I think that this is what every audience everywhere wants when they come to the theater. We want to feel like we are meeting up with friends. We want to see people we know in the lobby, we want to see people we know onstage, we want to know the person that works in the box office and the ushers, we want to know the people seated next to us and across the room in another section so we can wave to them and meet them at intermission for a drink. There is nothing worse than feeling like a stranger milling around with other strangers awkwardly avoiding eye contact, worrying about if you belong. If you run a theater and you aren’t trying to create that sense of welcome, belonging and inclusion with your audience, then you are failing them, it doesn’t matter what you put onstage.
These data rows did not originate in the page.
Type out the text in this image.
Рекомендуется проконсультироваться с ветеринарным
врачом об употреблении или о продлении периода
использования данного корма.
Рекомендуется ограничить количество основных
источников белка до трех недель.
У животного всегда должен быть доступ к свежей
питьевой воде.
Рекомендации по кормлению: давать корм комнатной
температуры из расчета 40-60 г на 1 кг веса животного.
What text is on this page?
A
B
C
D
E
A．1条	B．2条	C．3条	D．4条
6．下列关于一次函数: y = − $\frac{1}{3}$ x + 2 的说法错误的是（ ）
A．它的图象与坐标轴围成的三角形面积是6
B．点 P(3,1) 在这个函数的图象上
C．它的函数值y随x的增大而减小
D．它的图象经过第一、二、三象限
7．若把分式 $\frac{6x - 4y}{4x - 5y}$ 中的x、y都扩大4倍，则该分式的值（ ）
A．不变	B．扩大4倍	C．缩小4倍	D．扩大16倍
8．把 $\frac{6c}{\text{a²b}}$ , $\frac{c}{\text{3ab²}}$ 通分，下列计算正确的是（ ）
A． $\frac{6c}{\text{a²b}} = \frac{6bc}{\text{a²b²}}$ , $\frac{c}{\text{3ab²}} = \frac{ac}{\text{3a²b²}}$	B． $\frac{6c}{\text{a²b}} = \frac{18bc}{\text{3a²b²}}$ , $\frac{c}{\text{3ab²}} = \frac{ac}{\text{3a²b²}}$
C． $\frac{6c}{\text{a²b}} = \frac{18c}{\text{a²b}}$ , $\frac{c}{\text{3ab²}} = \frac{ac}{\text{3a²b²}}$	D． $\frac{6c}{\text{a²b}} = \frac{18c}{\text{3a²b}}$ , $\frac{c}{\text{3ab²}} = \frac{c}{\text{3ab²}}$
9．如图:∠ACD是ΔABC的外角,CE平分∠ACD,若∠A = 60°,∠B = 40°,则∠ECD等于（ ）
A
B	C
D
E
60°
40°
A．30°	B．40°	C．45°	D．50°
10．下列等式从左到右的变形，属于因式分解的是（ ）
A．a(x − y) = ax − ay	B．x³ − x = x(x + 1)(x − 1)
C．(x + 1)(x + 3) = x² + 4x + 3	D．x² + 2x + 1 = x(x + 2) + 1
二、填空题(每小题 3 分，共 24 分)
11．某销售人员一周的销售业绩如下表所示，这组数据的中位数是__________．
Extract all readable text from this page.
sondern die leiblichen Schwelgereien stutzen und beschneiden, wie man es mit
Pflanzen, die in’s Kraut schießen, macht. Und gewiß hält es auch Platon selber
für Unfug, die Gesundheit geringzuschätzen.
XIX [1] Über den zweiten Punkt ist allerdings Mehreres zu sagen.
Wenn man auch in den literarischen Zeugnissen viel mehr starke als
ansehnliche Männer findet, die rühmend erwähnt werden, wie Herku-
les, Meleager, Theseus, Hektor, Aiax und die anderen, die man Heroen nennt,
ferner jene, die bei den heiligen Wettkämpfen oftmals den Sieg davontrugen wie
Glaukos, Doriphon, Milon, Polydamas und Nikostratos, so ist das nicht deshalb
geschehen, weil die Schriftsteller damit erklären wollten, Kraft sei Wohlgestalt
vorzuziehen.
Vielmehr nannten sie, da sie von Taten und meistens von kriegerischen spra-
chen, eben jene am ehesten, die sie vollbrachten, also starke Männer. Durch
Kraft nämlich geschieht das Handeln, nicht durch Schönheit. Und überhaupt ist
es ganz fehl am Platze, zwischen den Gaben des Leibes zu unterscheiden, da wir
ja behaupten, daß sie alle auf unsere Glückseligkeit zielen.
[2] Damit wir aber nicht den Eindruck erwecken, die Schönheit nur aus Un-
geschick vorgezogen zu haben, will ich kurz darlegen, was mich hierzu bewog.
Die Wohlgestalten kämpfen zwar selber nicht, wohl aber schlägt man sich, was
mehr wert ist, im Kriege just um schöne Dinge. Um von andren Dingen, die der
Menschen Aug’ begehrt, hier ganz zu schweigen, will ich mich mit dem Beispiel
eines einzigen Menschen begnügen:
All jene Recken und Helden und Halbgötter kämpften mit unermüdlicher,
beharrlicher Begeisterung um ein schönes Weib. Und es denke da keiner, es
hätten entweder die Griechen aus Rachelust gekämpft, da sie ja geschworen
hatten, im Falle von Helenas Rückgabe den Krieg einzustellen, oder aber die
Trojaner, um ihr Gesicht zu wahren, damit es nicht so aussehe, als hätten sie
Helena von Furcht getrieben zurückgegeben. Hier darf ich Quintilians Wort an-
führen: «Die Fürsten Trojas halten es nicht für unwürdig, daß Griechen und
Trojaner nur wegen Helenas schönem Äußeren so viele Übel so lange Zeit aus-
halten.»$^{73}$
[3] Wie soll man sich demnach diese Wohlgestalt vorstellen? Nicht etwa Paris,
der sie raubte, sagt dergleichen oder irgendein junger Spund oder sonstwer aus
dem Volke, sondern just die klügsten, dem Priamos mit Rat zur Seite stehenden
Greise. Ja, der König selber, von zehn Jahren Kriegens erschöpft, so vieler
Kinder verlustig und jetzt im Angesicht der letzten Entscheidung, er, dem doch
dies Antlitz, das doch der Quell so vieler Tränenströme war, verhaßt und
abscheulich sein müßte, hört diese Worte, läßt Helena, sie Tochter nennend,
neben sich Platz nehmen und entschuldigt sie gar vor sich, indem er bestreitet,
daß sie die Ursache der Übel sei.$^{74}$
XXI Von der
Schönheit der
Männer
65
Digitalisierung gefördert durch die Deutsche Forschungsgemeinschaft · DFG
As someone whose name is on an alcohol license, I am a little wary about encouraging people to literally replicate this exact scenario, but one experience Horowitz touts as bringing people together was a scheme in which an event made ordering a single beer as expensive as ordering a beer for 10 people. The result was that strangers organized themselves into groups to get the cheapest possible drinks they could:

I don’t remember the exact amount but a single beer was, I think, $10 and 10 beers was maybe $1? Like that. So as soon as someone got to the front of the line they immediately started talking to the people around them to get enough drink orders together to get the cheaper drinks. Never have I ever seen a group of strangers connecting and laughing and cooperating so quickly and joyfully as I did that night. I’m pretty sure that the bar was itself an art project.

Perhaps it was a lesson the TV show Cheers was teaching us back in the 80s and we just weren’t paying close enough attention.